Презираю жалкое превосходство хмурого дня над беззвездной ночью. Портьеры у меня всегда задернуты; сплю я, когда глаза закрываются, ем, когда спохвачусь, а читаю и курю непрерывно, разрешаю душе беспрепятственно покидать мое ущербное неухоженное тело и редко докучаю ей расспросами по возвращении.
Моя квартира – в одном из самых каменных домов старинного квартала «Инне Корт». Прислугу не держу, так как вечно собираюсь на той неделе за город, хотя порой задерживаюсь на месяцы и даже… не знаю на сколько времени. Делаю умопомрачительные запасы сигарет, а из еды – что в голову придет: пусть меня ничто не отвлекает от пейзажей Сатурна или от неописуемых тургеневских садов, пусть ничто не понуждает выходить на улицу.
На руках у меня ужасающие следы ожогов от сигарет; они догорают, зажатые между пальцами, покуда я прохаживаюсь в компании женщин с кошачьими головами. Ничто не кажется мне причудливым, когда я выныриваю из таких грез, разве что я отогну портьеру и выгляну на площадь. Тогда порой приходится надавливать ладонями на сердце, чтоб возобновить дыхание, о котором я совершенно позабыл.
Во скольких поездках, любовях и местностях меня то и дело подстерегала и в пух и прах разбивала переполненность блюдца, не позволяющая моей руке загасить сигарету. Привычка, ведающая; подобными мелочами, потребовала какой-нибудь другой емкости. Я встал, удерживая при себе мысли, как держишь в руках до краев наполненный бокал, и откочевал в ванную, направляемый смутным воспоминанием о мыльнице, которая лежала там заброшенная, как пустая раковина на пустынном берегу опустошенного разума. Но поглощенная Бог ведает каким морским валом, эта скорлупа исчезла, а мои оживающие глаза, поначалу бесцельно перебегавшие с предмета на предмет, вскоре вновь потребовали моего полного возвращения из грез (бедняга Крузо!), чтобы воззриться на пробковый коврик, на свежий, мокрый, поблескивающий отпечаток голой ноги.
Не много времени мне понадобилось, чтобы убедиться: я сух, облачен в пижаму и комнатные туфли, меня никак не назовешь свежевымытым. Более того, след ноги, где отпечатки пальцев округлы как отборный жемчуг, не был ни длинным, как у мужчины, ни когтистым, как у медведя; не был он и следом моей конечности.
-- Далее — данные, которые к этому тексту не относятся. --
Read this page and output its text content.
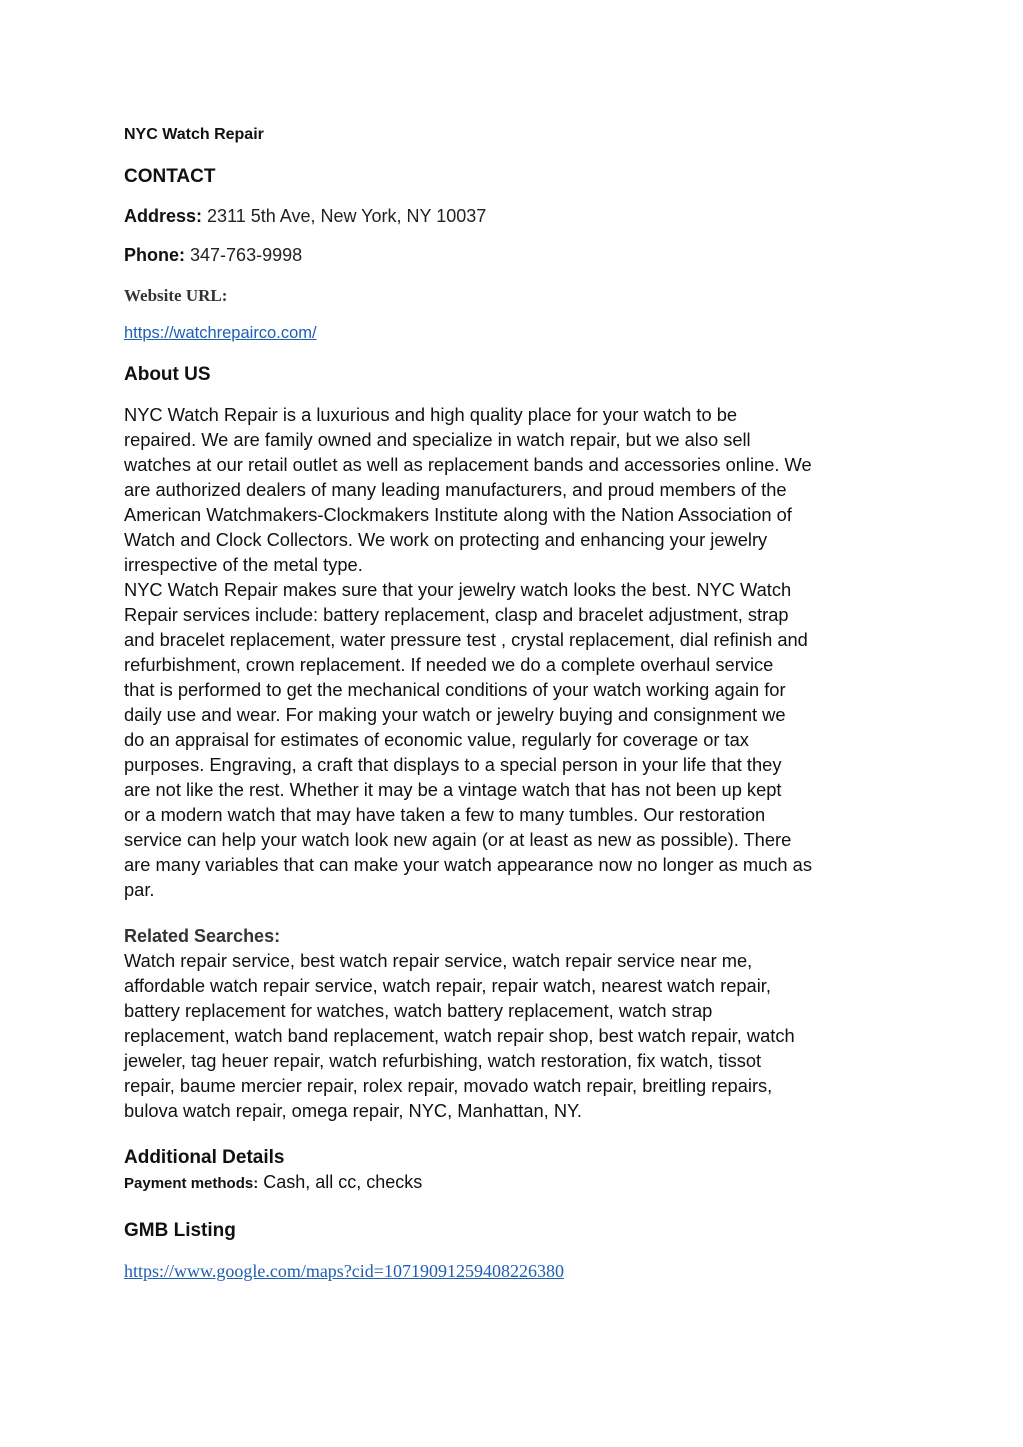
NYC Watch Repair
CONTACT
Address: 2311 5th Ave, New York, NY 10037
Phone: 347-763-9998
Website URL:
https://watchrepairco.com/
About US
NYC Watch Repair is a luxurious and high quality place for your watch to be
repaired. We are family owned and specialize in watch repair, but we also sell
watches at our retail outlet as well as replacement bands and accessories online. We
are authorized dealers of many leading manufacturers, and proud members of the
American Watchmakers-Clockmakers Institute along with the Nation Association of
Watch and Clock Collectors. We work on protecting and enhancing your jewelry
irrespective of the metal type.
NYC Watch Repair makes sure that your jewelry watch looks the best. NYC Watch
Repair services include: battery replacement, clasp and bracelet adjustment, strap
and bracelet replacement, water pressure test , crystal replacement, dial refinish and
refurbishment, crown replacement. If needed we do a complete overhaul service
that is performed to get the mechanical conditions of your watch working again for
daily use and wear. For making your watch or jewelry buying and consignment we
do an appraisal for estimates of economic value, regularly for coverage or tax
purposes. Engraving, a craft that displays to a special person in your life that they
are not like the rest. Whether it may be a vintage watch that has not been up kept
or a modern watch that may have taken a few to many tumbles. Our restoration
service can help your watch look new again (or at least as new as possible). There
are many variables that can make your watch appearance now no longer as much as
par.
Related Searches:
Watch repair service, best watch repair service, watch repair service near me,
affordable watch repair service, watch repair, repair watch, nearest watch repair,
battery replacement for watches, watch battery replacement, watch strap
replacement, watch band replacement, watch repair shop, best watch repair, watch
jeweler, tag heuer repair, watch refurbishing, watch restoration, fix watch, tissot
repair, baume mercier repair, rolex repair, movado watch repair, breitling repairs,
bulova watch repair, omega repair, NYC, Manhattan, NY.
Additional Details
Payment methods: Cash, all cc, checks
GMB Listing
https://www.google.com/maps?cid=10719091259408226380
Это была ножка женщины, нимфы, пеннорожденной Венеры. Я вообразил, будто мой скитальческий дух вернул мне спутницу с брега какого-то обетованного моря, из какой-то более удачливой раковины.
Пылающими глазами впивал я влажный отпечаток; под моим взглядом он подсыхал. Вбирал его не воздух, а я – я ни с кем не делился. Разглядывал днями и ночами, обстраивал ладные виноградинки крутыми стопами, столь же изящными щиколотками, пропорционально округлыми лодыжками. Я вычислил колени, бедра, груди, предплечья, плечи, пухлые ладошки и удлиненные пальцы, полную шею, маленькую головку, длинный локон зеленовато-золотых волос, подобный изгибу морской волны.
Где появился один босой след, там появится и другой; я не сомневался, что в скором времени удостоюсь лицезреть тусклое поблескивание ее волос. При этой мысли я тотчас же ощутил волчий аппетит и принялся беспокойно слоняться из комнаты в комнату.